Once we produce the attention maps for a given image and its produced caption, we extend on this idea by removing an object from the source image and regenerating the produced caption to assess how it differs from the original. The method we choose to remove objects from an image is called Generative Inpainting. Given an input image and a binary mask, generative in-painting uses a pre-trained gated convolutional neural network to remove the part of the image in the mask and replace it with the model’s best guess of what the original image would look like without the masked portion. For example we can take an image of several surfers riding a wave, draw a white mask image where one of the surfers is located, then remove that surfer from the image by inferring what the background image should look like.






Object Importance

In order to determine how important an object is to the overall caption, we compare what the caption looks like with and without that object.
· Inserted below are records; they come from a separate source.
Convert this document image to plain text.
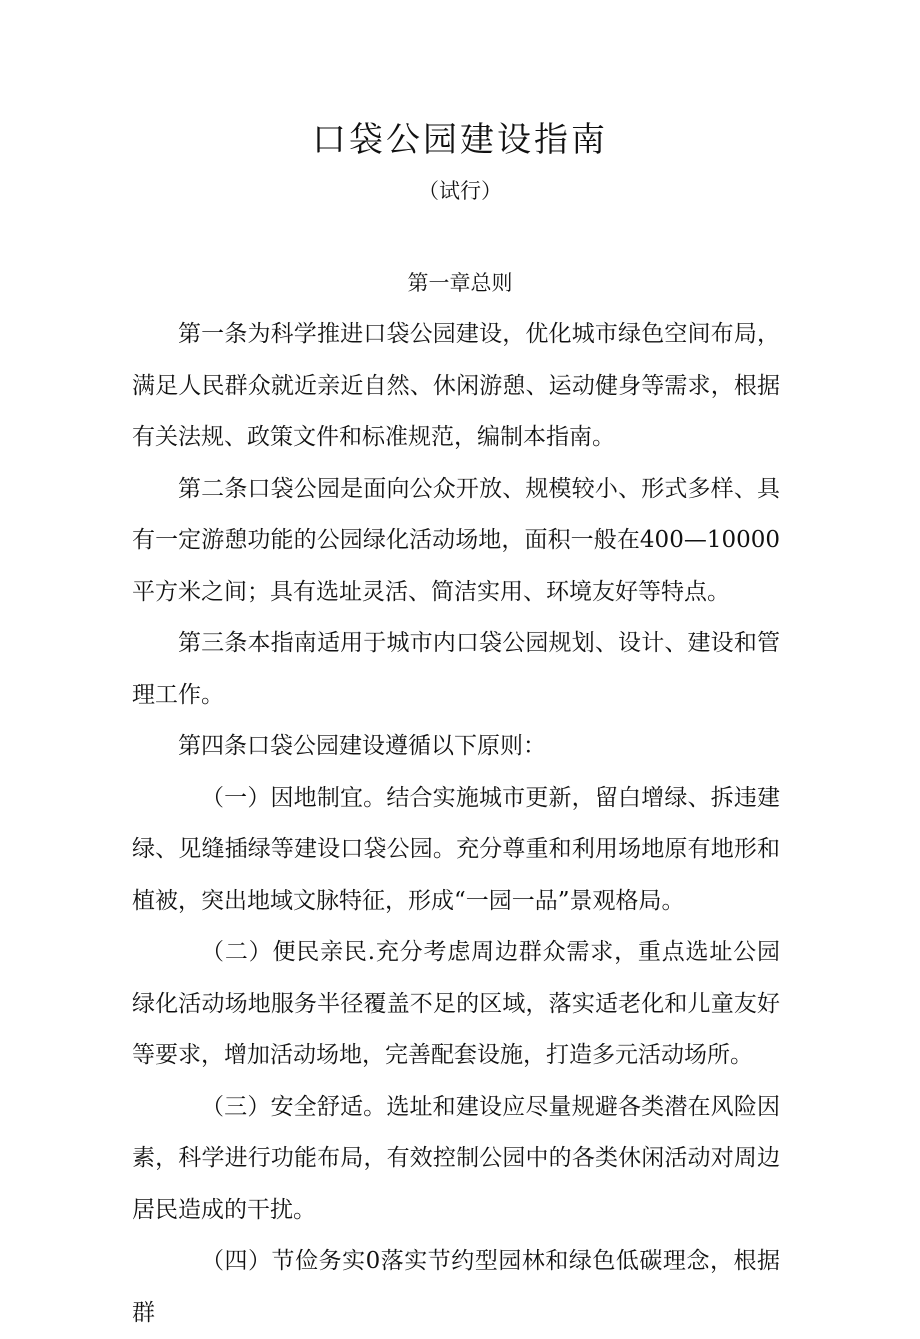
口袋公园建设指南
（试行）
第一章总则

第一条为科学推进口袋公园建设，优化城市绿色空间布局，满足人民群众就近亲近自然、休闲游憩、运动健身等需求，根据有关法规、政策文件和标准规范，编制本指南。

第二条口袋公园是面向公众开放、规模较小、形式多样、具有一定游憩功能的公园绿化活动场地，面积一般在400—10000平方米之间；具有选址灵活、简洁实用、环境友好等特点。

第三条本指南适用于城市内口袋公园规划、设计、建设和管理工作。

第四条口袋公园建设遵循以下原则：

（一）因地制宜。结合实施城市更新，留白增绿、拆违建绿、见缝插绿等建设口袋公园。充分尊重和利用场地原有地形和植被，突出地域文脉特征，形成“一园一品”景观格局。

（二）便民亲民.充分考虑周边群众需求，重点选址公园绿化活动场地服务半径覆盖不足的区域，落实适老化和儿童友好等要求，增加活动场地，完善配套设施，打造多元活动场所。

（三）安全舒适。选址和建设应尽量规避各类潜在风险因素，科学进行功能布局，有效控制公园中的各类休闲活动对周边居民造成的干扰。

（四）节俭务实0落实节约型园林和绿色低碳理念，根据群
We can make this comparison quantitatively using a pre-trained BERT model that converts sentences into vectors, then compare those vectors using the cosine similarity metric. Let's take a look at an example of our object importance visualization:






Conclusion

We trained our own image captioning model with the COCO dataset and evaluated the model with BLEU metric. With the image captioning model, we generated attention maps to visualize and explain to the audience how a caption is generated by our model step by step. We also implemented our image perturbation model and trained it with the COCO dataset. It has decent performance on removing an object from an image and refilling it. With the image perturbation model, we investigated how an caption can be changed if an object is removed from the raw image. Furthermore, we investigated and visualized the object importance by assigning an importance score to each object in an image. In the future, we want to make our model detect adversarial and see how much the caption changes. We also plan to add a segmentation prediction model to eliminate the need for pre-defined annotations. We hope our work will let more people know about Explainable AI.